Design your workload so that it provides the information necessary for you to understand its internal state (for example, metrics, logs, events, and traces) across all components in support of observability and investigating issues. Iterate to develop the telemetry necessary to monitor the health of your workload, identify when outcomes are at risk, and activate effective responses. When instrumenting your workload, capture a broad set of information to achieve situational awareness (for example, changes in state, user activity, permission access, utilization counters), knowing that you can use filters to select the most useful information over time.
Adopt approaches that improve the flow of changes into production and that achieves refactoring, fast feedback on quality, and bug fixing. These accelerate beneficial changes entering production, limit issues deployed, and activate rapid identification and remediation of issues introduced through deployment activities or discovered in your environments.
Adopt approaches that provide fast feedback on quality and achieves rapid recovery from changes that do not have desired outcomes. Using these practices mitigates the impact of issues introduced through the deployment of changes. Plan for unsuccessful changes so that you are able to respond faster if necessary and test and validate the changes you make. Be aware of planned activities in your environments so that you can manage the risk of changes impacting planned activities. Emphasize frequent, small, reversible changes to limit the scope of change. This results in faster troubleshooting and remediation with the option to roll back a change. It also means you are able to get the benefit of valuable changes more frequently.
Evaluate the operational readiness of your workload, processes, procedures, and personnel to understand the operational risks related to your workload. Use a consistent process (including manual or automated checklists) to know when you are ready to go live with your workload or a change. This will also help you to find any areas that you must make plans to address. Have runbooks that document your routine activities and playbooks that guide your processes for issue resolution. Understand the benefits and risks to make informed decisions to permit changes to enter production.
AWS allows you to view your entire workload (applications, infrastructure, policy, governance, and operations) as code. This means you can apply the same engineering discipline that you use for application code to every element of your stack and share these across teams or organizations to magnify the benefits of development efforts. Use operations as code in the cloud and the ability to safely experiment to develop your workload, your operations procedures, and practice failure. Using AWS CloudFormation allows you to have consistent, templated, sandbox development, test, and production environments with increasing levels of operations control.
The following questions focus on these considerations for operational excellence.

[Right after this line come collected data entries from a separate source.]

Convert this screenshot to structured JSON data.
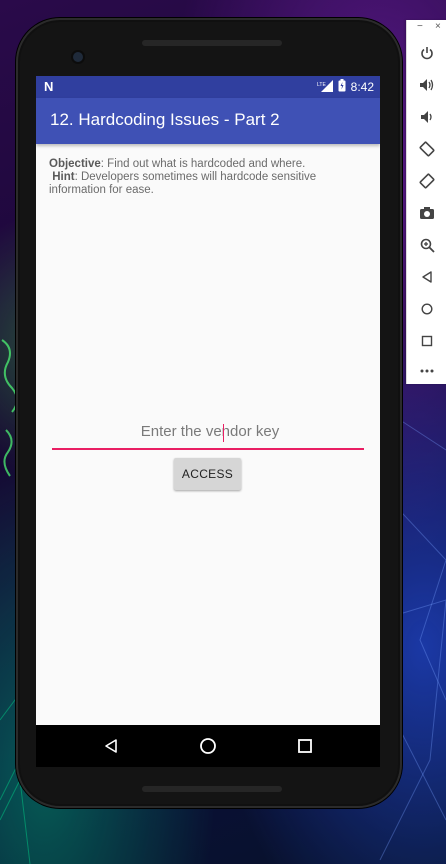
{
  "status_bar": {
    "notification_icon": "N",
    "network_label": "LTE",
    "time": "8:42"
  },
  "app_bar": {
    "title": "12. Hardcoding Issues - Part 2"
  },
  "content": {
    "objective_label": "Objective",
    "objective_text": ": Find out what is hardcoded and where.",
    "hint_label": "Hint",
    "hint_text": ": Developers sometimes will hardcode sensitive information for ease."
  },
  "vendor_key_input": {
    "value": "",
    "placeholder": "Enter the vendor key"
  },
  "access_button": {
    "label": "ACCESS"
  },
  "nav_bar": {
    "icons": [
      "back-icon",
      "home-icon",
      "recents-icon"
    ]
  },
  "emulator_toolbar": {
    "minimize": "−",
    "close": "×",
    "items": [
      "power-icon",
      "volume-up-icon",
      "volume-down-icon",
      "rotate-left-icon",
      "rotate-right-icon",
      "screenshot-icon",
      "zoom-icon",
      "back-icon",
      "home-icon",
      "overview-icon",
      "more-icon"
    ]
  },
  "colors": {
    "status_bar": "#303f9f",
    "app_bar": "#3f51b5",
    "accent": "#e91e63"
  }
}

OPS 4: How do you design your workload so that you can understand its state? |
---|
Design your workload so that it provides the information necessary across all components (for example, metrics, logs, and traces) for you to understand its internal state. This allows you to provide effective responses when appropriate. |
OPS 5: How do you reduce defects, ease remediation, and improve flow into production? |
---|
Adopt approaches that improve flow of changes into production that achieve refactoring fast feedback on quality, and bug fixing. These accelerate beneficial changes entering production, limit issues deployed, and achieve rapid identification and remediation of issues introduced through deployment activities. |
OPS 6: How do you mitigate deployment risks? |
---|
Adopt approaches that provide fast feedback on quality and achieve rapid recovery from changes that do not have desired outcomes. Using these practices mitigates the impact of issues introduced through the deployment of changes. |
OPS 7: How do you know that you are ready to support a workload? |
---|
Evaluate the operational readiness of your workload, processes and procedures, and personnel to understand the operational risks related to your workload. |
Invest in implementing operations activities as code to maximize the productivity of operations personnel, minimize error rates, and achieve automated responses. Use “pre-mortems” to anticipate failure and create procedures where appropriate. Apply metadata using Resource Tags and AWS Resource Groups following a consistent tagging strategy to achieve identification of your resources. Tag your resources for organization, cost accounting, access controls, and targeting the running of automated operations activities. Adopt deployment practices that take advantage of the elasticity of the cloud to facilitate development activities, and pre-deployment of systems for faster implementations. When you make changes to the checklists you use to evaluate your workloads, plan what you will do with live systems that no longer comply.